Ritual behavior, in which certain cult functionaries participated in sacred sexual acts in order to ensure fertility in the land. Biblical scholars have often suggested that although cultic prostitution was considered inappropriate by the biblical writers in the worship of Yahweh, some ancient Israelites, influenced by the religious practices of their Canaanite ancestors and also by their Babylonian contemporaries, engaged in this type activity. Recently, however, several commentators have argued that there is no clear evidence for any ancient Near Eastern or biblical ritual of cultic prostitution.

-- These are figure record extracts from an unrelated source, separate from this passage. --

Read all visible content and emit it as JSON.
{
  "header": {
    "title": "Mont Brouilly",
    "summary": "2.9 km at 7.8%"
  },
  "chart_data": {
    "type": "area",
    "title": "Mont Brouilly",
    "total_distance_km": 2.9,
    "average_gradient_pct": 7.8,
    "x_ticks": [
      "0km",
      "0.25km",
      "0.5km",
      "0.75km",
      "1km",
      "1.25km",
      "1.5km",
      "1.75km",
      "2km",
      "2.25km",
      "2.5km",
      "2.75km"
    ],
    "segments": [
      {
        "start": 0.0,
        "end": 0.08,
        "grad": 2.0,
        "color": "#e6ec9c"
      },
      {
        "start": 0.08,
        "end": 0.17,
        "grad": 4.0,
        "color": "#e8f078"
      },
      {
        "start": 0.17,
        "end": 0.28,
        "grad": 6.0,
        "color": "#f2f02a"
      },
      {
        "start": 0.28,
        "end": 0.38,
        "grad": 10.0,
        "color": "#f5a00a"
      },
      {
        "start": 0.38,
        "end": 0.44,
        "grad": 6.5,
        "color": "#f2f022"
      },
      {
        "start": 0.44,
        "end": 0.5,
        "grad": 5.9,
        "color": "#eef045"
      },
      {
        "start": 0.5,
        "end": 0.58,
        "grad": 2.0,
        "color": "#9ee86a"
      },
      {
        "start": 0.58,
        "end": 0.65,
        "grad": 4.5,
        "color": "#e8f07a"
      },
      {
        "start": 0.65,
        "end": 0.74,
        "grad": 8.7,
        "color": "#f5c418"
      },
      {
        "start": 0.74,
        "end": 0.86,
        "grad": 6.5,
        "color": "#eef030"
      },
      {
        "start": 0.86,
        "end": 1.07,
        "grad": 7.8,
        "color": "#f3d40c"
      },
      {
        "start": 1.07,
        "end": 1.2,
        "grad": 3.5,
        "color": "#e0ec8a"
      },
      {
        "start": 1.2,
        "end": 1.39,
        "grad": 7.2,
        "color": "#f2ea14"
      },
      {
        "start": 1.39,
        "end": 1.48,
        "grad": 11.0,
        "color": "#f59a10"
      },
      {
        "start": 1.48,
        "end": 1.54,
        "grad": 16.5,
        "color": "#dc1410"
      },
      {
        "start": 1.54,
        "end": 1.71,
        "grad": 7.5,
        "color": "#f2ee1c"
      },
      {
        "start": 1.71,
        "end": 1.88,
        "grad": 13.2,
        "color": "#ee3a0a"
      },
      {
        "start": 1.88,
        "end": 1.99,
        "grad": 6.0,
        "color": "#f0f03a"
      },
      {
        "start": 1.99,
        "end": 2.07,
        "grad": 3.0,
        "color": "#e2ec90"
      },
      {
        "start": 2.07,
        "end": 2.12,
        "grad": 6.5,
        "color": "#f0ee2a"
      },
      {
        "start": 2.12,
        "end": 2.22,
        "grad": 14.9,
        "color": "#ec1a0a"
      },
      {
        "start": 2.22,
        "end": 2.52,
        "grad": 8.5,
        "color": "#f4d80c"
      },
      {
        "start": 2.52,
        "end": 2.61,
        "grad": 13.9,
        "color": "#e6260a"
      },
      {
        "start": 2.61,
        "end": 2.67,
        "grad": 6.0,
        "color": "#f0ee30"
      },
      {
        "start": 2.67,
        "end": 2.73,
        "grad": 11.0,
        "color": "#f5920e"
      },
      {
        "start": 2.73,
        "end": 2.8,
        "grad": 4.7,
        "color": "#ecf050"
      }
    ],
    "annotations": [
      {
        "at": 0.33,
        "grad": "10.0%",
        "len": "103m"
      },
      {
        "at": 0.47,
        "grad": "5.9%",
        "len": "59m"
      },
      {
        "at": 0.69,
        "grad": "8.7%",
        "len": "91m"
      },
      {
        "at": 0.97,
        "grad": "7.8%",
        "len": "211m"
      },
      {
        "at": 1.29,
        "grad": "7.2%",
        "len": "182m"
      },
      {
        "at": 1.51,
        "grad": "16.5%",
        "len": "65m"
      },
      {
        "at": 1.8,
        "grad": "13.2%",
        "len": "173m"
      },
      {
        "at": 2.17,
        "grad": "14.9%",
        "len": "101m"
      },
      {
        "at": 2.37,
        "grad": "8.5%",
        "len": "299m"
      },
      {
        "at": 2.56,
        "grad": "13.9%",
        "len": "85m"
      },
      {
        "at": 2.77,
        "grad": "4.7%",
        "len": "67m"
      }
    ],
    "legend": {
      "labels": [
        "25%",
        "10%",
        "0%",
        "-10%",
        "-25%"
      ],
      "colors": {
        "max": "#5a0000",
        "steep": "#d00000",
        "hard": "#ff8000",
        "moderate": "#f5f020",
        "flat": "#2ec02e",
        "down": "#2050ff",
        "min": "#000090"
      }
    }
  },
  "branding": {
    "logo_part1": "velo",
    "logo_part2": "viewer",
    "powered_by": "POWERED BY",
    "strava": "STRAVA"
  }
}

The Hebrew terms commonly translated as “cult prostitute,” “sacred prostitute,” or “temple prostitute” are qāḏēš (masc.; Deut. 23:17; 1 Kgs. 14:24; 15:12; 22:46; 2 Kgs. 23:7; Job 36:14) and qĕḏēšâ (fem.; Gen. 38:21, 22; Deut. 23:17; Hos. 4:14). Both stem from the root qdš, “to be set apart, consecrated, holy,” meaning that neither has any explicit sexual connotation. But because female qĕḏēšô (pl.) do show up in conjunction with prostitutes (zō) in Hos. 4:14, biblical scholars have long argued that the “holiness” of at least the female qĕḏēšâ must involve ritual sexual acts. The fact that the Mesopotamian equivalent to the Israelite qĕḏēšâ, the qadištu, has commonly been understood as a functionary of Ishtar, the Mesopotamian goddess of love and fertility, further suggests a connection between the cultic office of the qĕḏēšâ and ritualized sexual behaviors. Indeed, whether ritualized or not, it is clear that the Mesopotamian qadištu, who could bear children and serve as a wet nurse, engaged in sexual activities of some sort. Herodotus, moreover, reports that in the Babylonian temples of Aphrodite (the Greek equivalent of Ishtar) ritualized sexual intercourse was a regular practice.

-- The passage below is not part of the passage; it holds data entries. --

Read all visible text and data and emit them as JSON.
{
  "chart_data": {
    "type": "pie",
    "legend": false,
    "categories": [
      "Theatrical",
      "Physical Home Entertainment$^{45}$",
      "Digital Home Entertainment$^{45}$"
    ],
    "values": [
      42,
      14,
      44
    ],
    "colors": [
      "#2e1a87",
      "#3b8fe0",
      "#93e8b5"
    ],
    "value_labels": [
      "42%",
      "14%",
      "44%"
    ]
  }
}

Yet Herodotus as a source is both late (5th century b.c.e.) and tendentious. As for the Mesopotamian qadištu, while it is clear she could engage in sexual behaviors, there is no evidence those behaviors were necessarily ritual in nature. Indeed, the assumption that the qadištu was a particular functionary of the cult of Ishtar has been questioned. Students of Mesopotamian religion have also questioned whether other Mesopotamian cultic functionaries sometimes described as “sacred prostitutes” — the ēntu priestess, the nadītu, the ištarītu, and the kezertu — in fact performed such a role. Finally, some scholars argue that the term zō, “prostitutes,” is used metaphorically in Hos. 4:14, as the prophet condemns those who commit apostasy in his eyes by accusing them of going “whoring” after other gods. All that is revealed in the juxtaposition of zō and qĕḏēšô, according to this interpretation, is that the cultic activities of the latter are viewed by Hosea as religiously inappropriate; that the nature of the inappropriateness is sexual misconduct remains unclear.

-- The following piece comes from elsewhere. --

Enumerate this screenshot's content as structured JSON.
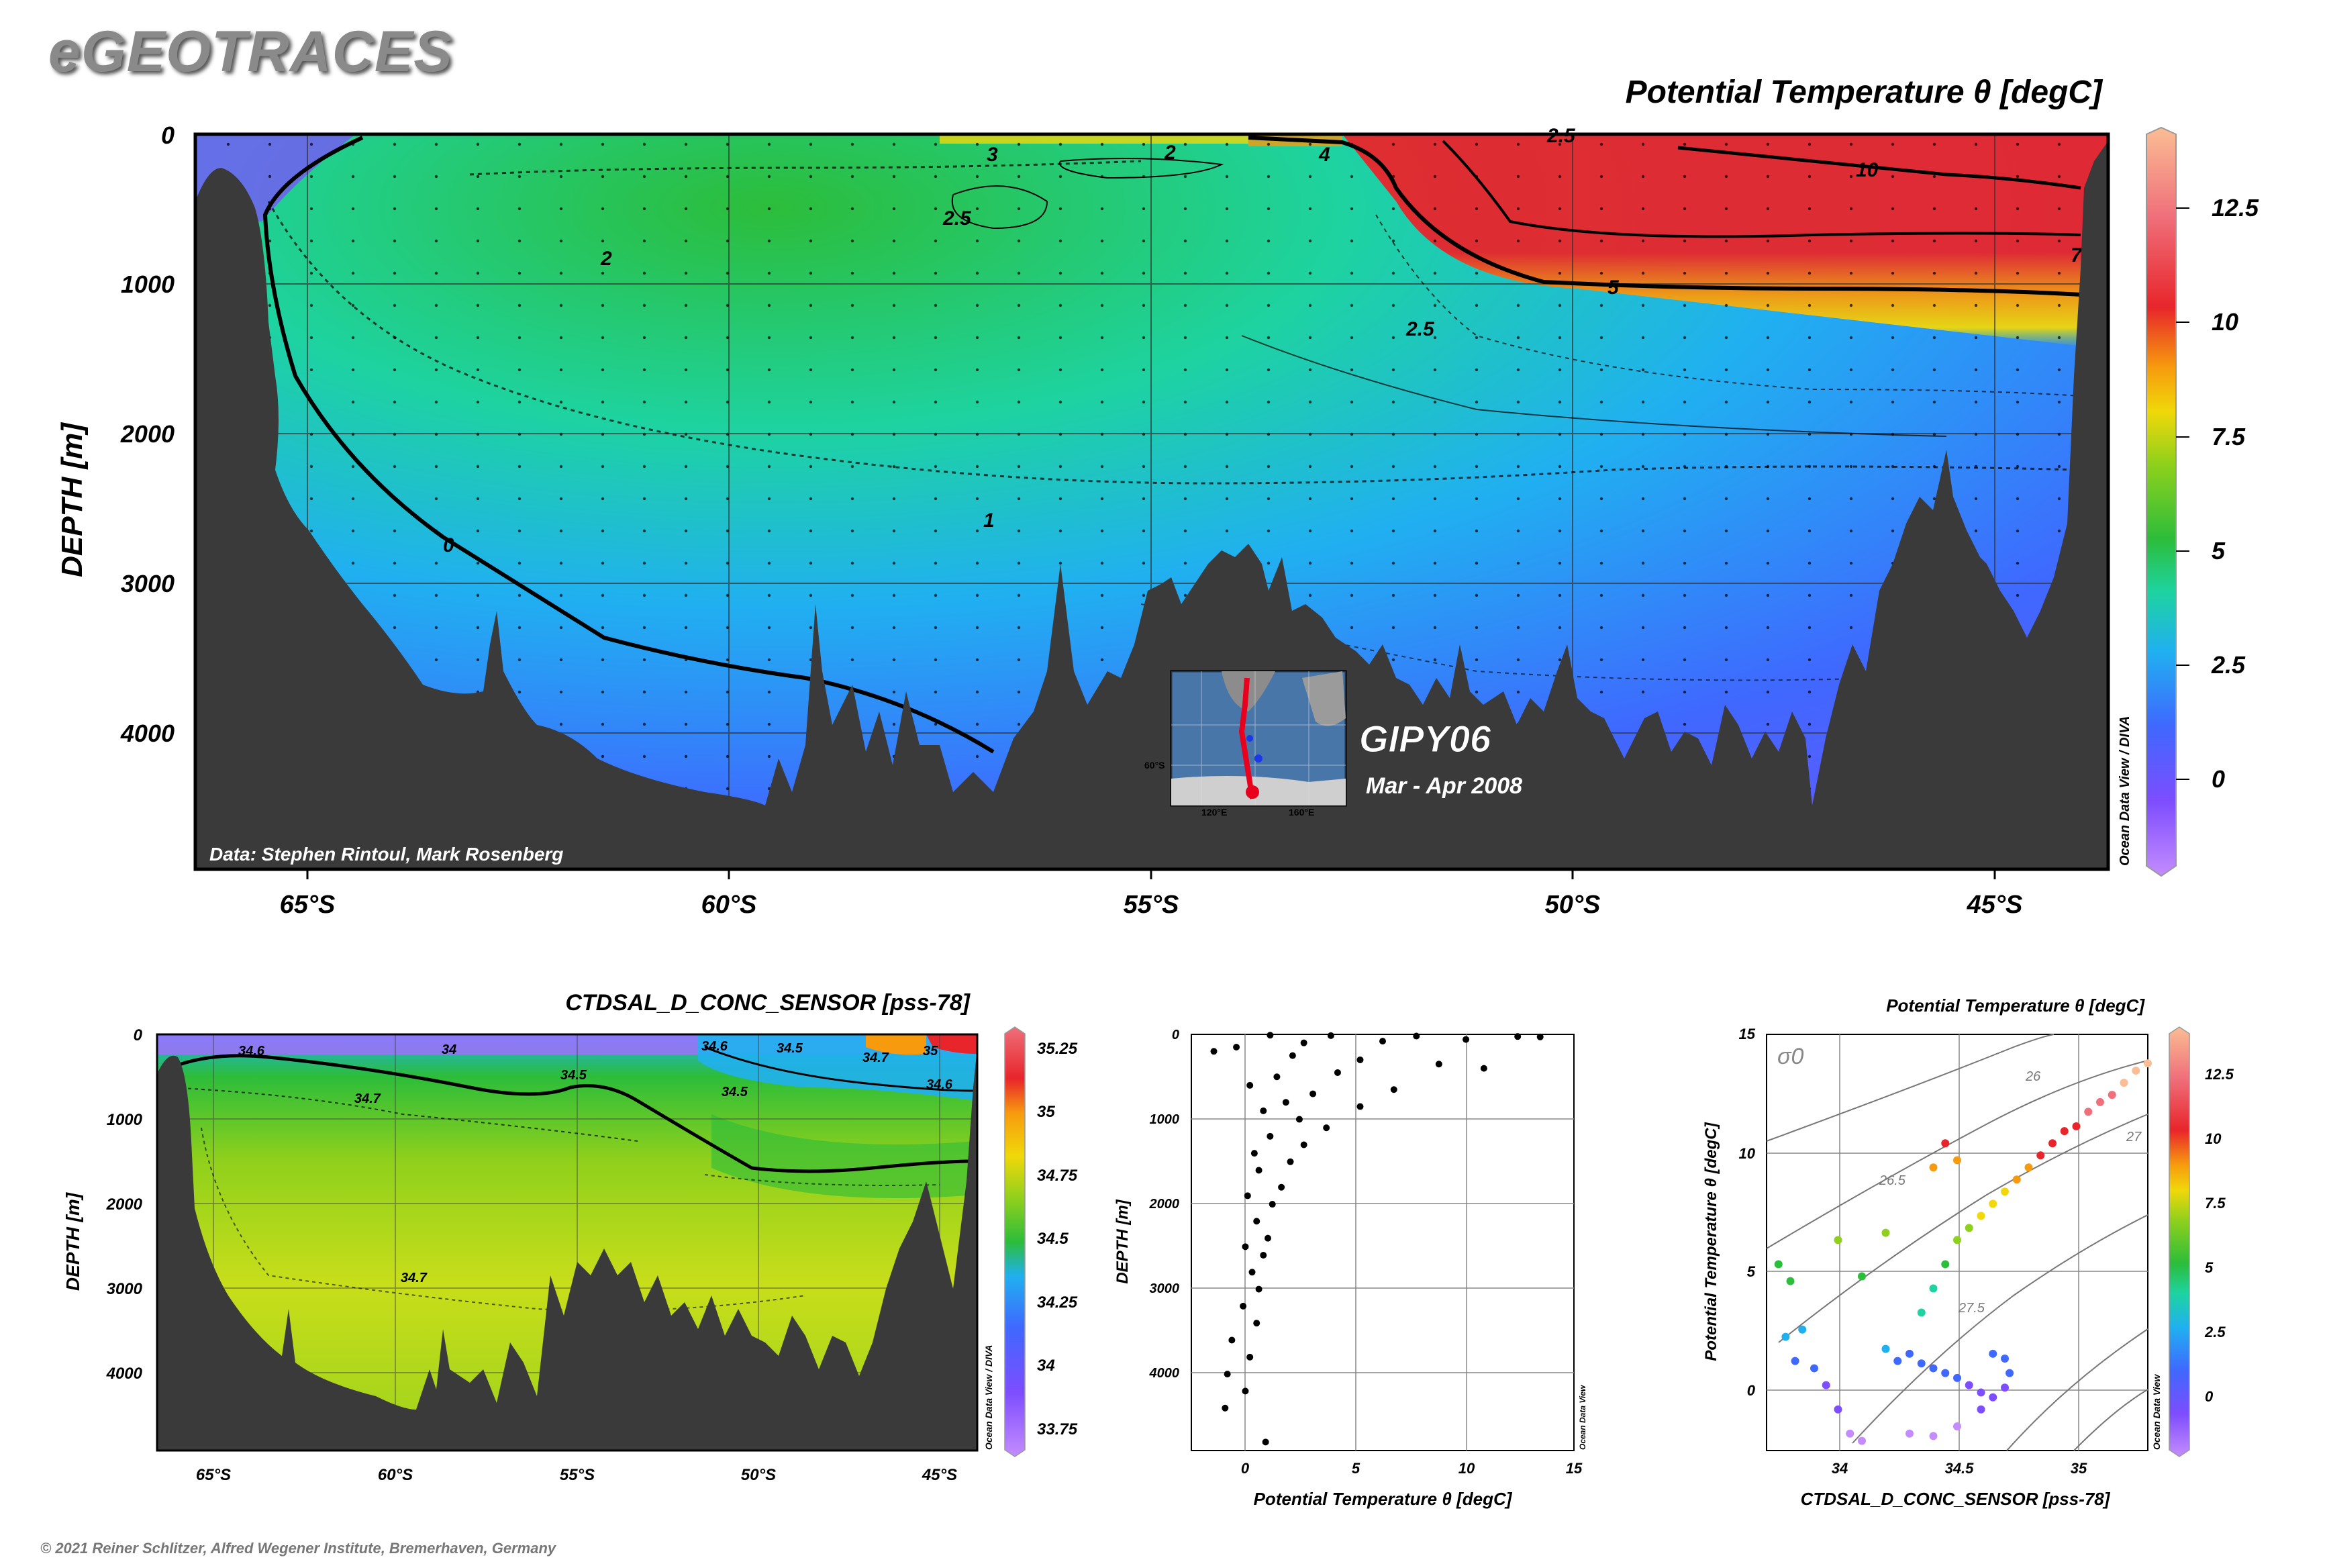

Bibliography. P. A. Bird, “ ‘To Play the Harlot’: An Inquiry into an Old Testament Metaphor,” in Gender and Difference in Ancient Israel, ed. P. L. Day (Minneapolis, 1989), 75-94; E. J. Fisher, “Cultic Prostitution in the Ancient Near East? A Reassessment,” BTB 6 (1976): 225-36; M. Gruber, “Hebrew qĕdēšāh and Her Canaanite and Akkadian Cognates,” UF 18 (1986): 133-48; R. A. Oden, Jr., “Religious Identity and the Sacred Prostitution Accusation,” in The Bible Without Theology (San Francisco, 1987), 131-53; J. G. Westenholz, “Tamar, Qĕdēšā, Qadištu, and Sacred Prostitution in Mesopotamia,” HTR 82 (1989): 245-65.